Correct. I am used to programming language threads that work the way computer scientists and programmers have typically described them -- for example, as in this (I hope uncontroversial) Wikipedia article:

http://en.wikipedia.org/wiki/Thread_(computer_science)

When I say "standard model of threading", I am not talking about nuances of call conventions to the underlying OS thread primitives. I am talking simply about running multiple streams of instructions, bytecodes, or other units of computation in parallel, within a single OS process.


That Wikipedia article defines threads in terms of operating systems. Only one small part of that article concerns how threads are exposed to programming languages.

You can't talk about running multiple streams of instructions or bytecodes in parallel without talking about the nuances of how they share memory. Semantics of a multithreaded memory model are a highly "opinionated" thing -- there are lots of possible ways to define it, and the definition can have widespread effects on efficiency, ease of programming, and the guarantees that the runtime can provide. For example, an important aspect of a Python memory model would be that no Python program can SEGV the interpreter due to a race condition.

I recommend the following reading to get an appreciation for how much really goes into a memory model and how far from "simple" or "standard" it is:

  http://en.wikipedia.org/wiki/Memory_model_(computing)
  http://en.wikipedia.org/wiki/Java_Memory_Model
  http://www.kernel.org/doc/Documentation/memory-barriers.txt
Python is a lot harder to define a good memory model for than say Java, because in Python lists and dictionaries are primitive objects.
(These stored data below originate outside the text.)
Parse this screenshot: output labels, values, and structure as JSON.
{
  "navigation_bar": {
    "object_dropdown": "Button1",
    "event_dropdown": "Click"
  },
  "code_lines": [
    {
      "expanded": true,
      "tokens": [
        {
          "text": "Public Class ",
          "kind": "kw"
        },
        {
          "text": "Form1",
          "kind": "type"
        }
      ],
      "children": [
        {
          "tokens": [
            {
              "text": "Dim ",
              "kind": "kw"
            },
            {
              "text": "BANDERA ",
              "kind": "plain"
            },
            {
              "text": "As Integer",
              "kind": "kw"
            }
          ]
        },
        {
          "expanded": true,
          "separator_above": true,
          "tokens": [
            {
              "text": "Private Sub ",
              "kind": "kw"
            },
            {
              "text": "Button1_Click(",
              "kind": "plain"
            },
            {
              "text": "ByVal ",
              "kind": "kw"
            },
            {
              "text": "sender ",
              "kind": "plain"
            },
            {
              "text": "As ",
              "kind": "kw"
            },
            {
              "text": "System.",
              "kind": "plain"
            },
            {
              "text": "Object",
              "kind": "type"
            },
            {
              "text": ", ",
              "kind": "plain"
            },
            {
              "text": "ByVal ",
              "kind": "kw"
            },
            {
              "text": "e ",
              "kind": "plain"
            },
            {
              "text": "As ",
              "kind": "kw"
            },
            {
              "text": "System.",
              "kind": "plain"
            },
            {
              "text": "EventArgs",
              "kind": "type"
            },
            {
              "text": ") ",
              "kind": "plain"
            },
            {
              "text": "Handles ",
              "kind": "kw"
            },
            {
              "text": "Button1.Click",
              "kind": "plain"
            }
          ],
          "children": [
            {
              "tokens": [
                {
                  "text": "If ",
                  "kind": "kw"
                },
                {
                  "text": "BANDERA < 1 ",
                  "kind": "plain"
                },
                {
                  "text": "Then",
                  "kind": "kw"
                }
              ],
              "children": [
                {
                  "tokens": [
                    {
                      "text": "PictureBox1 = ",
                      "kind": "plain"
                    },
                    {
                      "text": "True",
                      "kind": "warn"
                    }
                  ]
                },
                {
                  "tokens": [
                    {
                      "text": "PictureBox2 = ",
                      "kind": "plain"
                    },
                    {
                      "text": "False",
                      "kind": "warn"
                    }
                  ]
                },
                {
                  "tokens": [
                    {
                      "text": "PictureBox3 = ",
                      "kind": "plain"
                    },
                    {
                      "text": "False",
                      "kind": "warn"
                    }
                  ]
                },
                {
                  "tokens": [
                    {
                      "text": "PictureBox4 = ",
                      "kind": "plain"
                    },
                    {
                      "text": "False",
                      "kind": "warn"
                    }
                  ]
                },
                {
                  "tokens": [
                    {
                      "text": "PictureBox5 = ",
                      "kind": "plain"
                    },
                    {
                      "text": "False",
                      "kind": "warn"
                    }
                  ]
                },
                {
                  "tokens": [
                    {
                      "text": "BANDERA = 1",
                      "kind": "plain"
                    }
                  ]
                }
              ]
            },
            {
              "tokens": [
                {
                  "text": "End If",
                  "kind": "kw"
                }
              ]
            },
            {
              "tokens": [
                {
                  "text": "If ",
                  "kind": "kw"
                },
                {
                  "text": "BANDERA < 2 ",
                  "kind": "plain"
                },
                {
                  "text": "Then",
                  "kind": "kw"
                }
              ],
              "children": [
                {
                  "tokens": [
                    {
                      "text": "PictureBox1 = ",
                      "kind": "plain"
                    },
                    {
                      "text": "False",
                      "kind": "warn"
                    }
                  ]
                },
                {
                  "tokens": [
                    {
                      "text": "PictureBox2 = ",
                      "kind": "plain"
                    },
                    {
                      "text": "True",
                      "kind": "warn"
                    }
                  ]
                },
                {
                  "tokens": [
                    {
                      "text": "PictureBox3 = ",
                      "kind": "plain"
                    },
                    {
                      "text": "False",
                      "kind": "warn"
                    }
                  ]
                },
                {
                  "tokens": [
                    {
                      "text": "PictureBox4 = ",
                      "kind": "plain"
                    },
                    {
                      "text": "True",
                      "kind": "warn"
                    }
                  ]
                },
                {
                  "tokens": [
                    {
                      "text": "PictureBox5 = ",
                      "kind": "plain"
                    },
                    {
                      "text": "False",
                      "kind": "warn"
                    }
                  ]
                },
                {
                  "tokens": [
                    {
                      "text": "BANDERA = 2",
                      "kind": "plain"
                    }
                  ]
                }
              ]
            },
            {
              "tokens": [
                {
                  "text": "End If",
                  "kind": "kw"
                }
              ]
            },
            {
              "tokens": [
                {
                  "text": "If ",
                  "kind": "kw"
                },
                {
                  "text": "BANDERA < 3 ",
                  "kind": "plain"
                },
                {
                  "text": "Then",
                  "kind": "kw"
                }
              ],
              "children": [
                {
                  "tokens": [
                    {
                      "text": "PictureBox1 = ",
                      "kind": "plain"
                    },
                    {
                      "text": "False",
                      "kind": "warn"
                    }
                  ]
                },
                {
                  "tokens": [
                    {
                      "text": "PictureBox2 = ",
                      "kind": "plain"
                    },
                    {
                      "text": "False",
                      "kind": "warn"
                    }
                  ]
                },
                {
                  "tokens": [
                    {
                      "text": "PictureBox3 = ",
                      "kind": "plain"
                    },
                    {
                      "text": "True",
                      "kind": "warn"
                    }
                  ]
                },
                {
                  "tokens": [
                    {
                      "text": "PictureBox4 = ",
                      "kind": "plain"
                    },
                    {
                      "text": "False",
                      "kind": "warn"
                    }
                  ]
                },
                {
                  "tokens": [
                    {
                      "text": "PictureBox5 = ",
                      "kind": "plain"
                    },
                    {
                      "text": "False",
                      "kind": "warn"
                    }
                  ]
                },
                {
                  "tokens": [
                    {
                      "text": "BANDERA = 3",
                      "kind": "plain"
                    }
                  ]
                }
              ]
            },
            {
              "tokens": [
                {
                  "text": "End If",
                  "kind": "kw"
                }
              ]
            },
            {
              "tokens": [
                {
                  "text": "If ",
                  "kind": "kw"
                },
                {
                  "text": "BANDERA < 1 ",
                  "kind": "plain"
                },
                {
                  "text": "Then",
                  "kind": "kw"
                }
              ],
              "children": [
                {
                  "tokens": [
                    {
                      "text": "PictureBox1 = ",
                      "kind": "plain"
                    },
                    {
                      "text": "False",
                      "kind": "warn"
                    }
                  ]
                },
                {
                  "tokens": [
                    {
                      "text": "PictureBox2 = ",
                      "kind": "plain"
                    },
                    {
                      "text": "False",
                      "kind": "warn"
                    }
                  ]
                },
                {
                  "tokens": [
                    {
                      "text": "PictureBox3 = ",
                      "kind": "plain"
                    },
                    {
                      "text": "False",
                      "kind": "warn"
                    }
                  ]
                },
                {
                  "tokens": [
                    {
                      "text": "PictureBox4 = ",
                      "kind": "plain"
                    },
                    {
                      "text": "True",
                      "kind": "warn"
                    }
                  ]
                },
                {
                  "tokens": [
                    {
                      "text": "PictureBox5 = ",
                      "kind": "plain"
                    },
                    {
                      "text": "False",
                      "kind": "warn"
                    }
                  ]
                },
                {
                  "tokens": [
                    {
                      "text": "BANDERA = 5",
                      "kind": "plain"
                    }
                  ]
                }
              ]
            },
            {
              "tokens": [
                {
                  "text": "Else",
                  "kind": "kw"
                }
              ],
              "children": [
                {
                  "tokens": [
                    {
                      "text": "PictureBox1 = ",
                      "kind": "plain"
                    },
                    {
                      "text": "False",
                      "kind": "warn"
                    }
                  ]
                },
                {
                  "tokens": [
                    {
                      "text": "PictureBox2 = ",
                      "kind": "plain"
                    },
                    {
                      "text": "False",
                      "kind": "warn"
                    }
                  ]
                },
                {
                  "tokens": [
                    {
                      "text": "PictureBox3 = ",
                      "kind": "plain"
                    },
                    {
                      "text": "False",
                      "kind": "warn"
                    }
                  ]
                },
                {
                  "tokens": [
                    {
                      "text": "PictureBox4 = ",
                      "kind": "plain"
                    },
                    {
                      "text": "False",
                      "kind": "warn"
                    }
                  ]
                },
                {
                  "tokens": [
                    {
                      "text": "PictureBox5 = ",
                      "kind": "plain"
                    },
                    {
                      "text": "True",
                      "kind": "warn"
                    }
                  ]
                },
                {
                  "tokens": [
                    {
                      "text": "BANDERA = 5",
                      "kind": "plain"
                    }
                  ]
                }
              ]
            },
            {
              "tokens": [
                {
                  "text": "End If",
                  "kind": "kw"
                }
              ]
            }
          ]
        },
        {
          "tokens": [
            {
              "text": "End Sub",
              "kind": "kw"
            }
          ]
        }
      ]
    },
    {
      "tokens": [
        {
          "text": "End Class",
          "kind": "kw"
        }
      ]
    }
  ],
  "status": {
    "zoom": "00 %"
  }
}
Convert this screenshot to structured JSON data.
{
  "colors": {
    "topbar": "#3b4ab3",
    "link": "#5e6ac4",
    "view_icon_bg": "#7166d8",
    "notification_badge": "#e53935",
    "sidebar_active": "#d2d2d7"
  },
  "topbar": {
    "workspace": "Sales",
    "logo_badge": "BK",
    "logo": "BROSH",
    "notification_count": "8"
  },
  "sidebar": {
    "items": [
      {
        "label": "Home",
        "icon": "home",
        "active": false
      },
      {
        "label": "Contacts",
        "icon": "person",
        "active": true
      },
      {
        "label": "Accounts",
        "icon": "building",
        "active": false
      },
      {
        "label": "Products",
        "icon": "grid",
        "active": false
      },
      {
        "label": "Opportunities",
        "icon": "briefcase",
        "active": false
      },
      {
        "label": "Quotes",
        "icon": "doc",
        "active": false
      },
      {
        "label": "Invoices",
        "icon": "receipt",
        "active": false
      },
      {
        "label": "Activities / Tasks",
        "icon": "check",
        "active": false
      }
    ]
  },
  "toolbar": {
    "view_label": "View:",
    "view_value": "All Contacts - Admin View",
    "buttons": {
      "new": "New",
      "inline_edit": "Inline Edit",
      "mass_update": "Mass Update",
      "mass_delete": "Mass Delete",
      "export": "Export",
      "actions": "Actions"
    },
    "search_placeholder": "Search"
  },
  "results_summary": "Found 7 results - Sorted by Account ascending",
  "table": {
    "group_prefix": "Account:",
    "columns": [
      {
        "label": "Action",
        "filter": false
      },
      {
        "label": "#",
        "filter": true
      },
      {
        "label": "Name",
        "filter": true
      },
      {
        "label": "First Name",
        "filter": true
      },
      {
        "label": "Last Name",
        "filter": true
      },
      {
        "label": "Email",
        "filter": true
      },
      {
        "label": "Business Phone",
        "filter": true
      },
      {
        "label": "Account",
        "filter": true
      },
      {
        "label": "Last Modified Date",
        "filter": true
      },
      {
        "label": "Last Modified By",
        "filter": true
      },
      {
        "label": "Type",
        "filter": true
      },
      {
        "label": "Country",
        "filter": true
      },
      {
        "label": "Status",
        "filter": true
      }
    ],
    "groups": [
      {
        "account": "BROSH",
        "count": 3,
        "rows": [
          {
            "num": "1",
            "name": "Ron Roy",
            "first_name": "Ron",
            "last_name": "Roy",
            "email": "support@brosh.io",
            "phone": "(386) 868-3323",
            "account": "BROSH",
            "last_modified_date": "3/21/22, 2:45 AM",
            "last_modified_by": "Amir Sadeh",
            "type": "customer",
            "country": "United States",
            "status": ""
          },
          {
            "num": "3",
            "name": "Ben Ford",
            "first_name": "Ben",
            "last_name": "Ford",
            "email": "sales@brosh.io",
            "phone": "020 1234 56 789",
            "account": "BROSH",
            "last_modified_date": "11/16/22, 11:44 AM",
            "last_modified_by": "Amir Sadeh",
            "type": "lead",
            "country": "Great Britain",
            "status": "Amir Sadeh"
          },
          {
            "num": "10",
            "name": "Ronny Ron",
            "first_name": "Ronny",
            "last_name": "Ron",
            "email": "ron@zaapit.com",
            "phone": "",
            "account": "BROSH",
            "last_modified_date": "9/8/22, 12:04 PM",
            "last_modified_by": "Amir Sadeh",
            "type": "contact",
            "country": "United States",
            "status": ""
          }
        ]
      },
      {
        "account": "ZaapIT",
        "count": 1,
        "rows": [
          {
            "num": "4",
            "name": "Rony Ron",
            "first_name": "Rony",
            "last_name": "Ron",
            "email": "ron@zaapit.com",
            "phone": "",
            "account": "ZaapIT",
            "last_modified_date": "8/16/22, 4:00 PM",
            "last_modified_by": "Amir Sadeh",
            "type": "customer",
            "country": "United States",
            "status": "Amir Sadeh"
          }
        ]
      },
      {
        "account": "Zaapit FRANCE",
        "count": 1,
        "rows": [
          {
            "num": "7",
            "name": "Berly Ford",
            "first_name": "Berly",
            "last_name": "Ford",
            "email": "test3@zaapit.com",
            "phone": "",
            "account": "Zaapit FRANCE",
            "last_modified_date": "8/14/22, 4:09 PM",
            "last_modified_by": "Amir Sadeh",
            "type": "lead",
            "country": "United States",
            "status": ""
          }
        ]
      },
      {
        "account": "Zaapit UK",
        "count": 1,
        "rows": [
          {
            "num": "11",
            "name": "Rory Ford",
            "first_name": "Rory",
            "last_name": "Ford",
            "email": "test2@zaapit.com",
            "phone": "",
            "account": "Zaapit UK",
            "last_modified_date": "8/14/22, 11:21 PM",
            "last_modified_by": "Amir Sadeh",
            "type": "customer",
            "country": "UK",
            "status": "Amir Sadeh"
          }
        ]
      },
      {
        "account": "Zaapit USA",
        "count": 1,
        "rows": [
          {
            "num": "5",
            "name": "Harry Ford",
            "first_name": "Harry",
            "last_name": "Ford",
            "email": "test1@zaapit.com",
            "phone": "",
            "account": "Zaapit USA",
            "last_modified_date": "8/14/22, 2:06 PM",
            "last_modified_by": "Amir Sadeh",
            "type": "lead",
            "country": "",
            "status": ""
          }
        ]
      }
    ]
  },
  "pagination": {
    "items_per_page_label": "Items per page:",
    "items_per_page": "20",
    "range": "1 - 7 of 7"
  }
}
If you say:

  x['A'] = 1
...that is a single operation that must not corrupt the dictionary, even if multiple concurrent threads are mutating it. In practice, this means that you need to either make every such mutation wrapped in a lock (which adds a lot of locking overhead) or you need to use lock-free data structures (which are still relatively experimental and architecture-specific).


I agree that a so-called dynamic language like Python is at something of a disadvantage because it must make atomicity guarantees that lower-level languages like C need not.

I still don't think it's reasonable to conclude that typical programmers are fine with their threads not really running in parallel, or that the GIL isn't worth bothering to fix, even though fixing it would be hard. In my original post yesterday, I pointed out that as the language footprint has grown, Python's disadvantage in this respect has increased: it is much harder to remove the GIL now than it was in, say, the 1.5 era when there actually was a (problematic) GIL removal patch.

We've gotten way off track, but the original point I was trying to make was that 1) the GIL really is a problem for not-purely-theoretical programs written by competent developers, and 2) that the 2->3 transition, by complicating the language and increasing the workload for the alternative implementations, has made it less likely than ever that the GIL problem would be resolved.

And, indeed, Nick explicitly confirmed this by saying the GIL is basically a dead issue for the CPython devs. His post made many good points about the merits of the 2->3 transition, and in particular pointed out some ways that 3 has reduced work for the alternative implementations, but I remain unconvinced overall. And not out of ignorance or incompetence, as he implied.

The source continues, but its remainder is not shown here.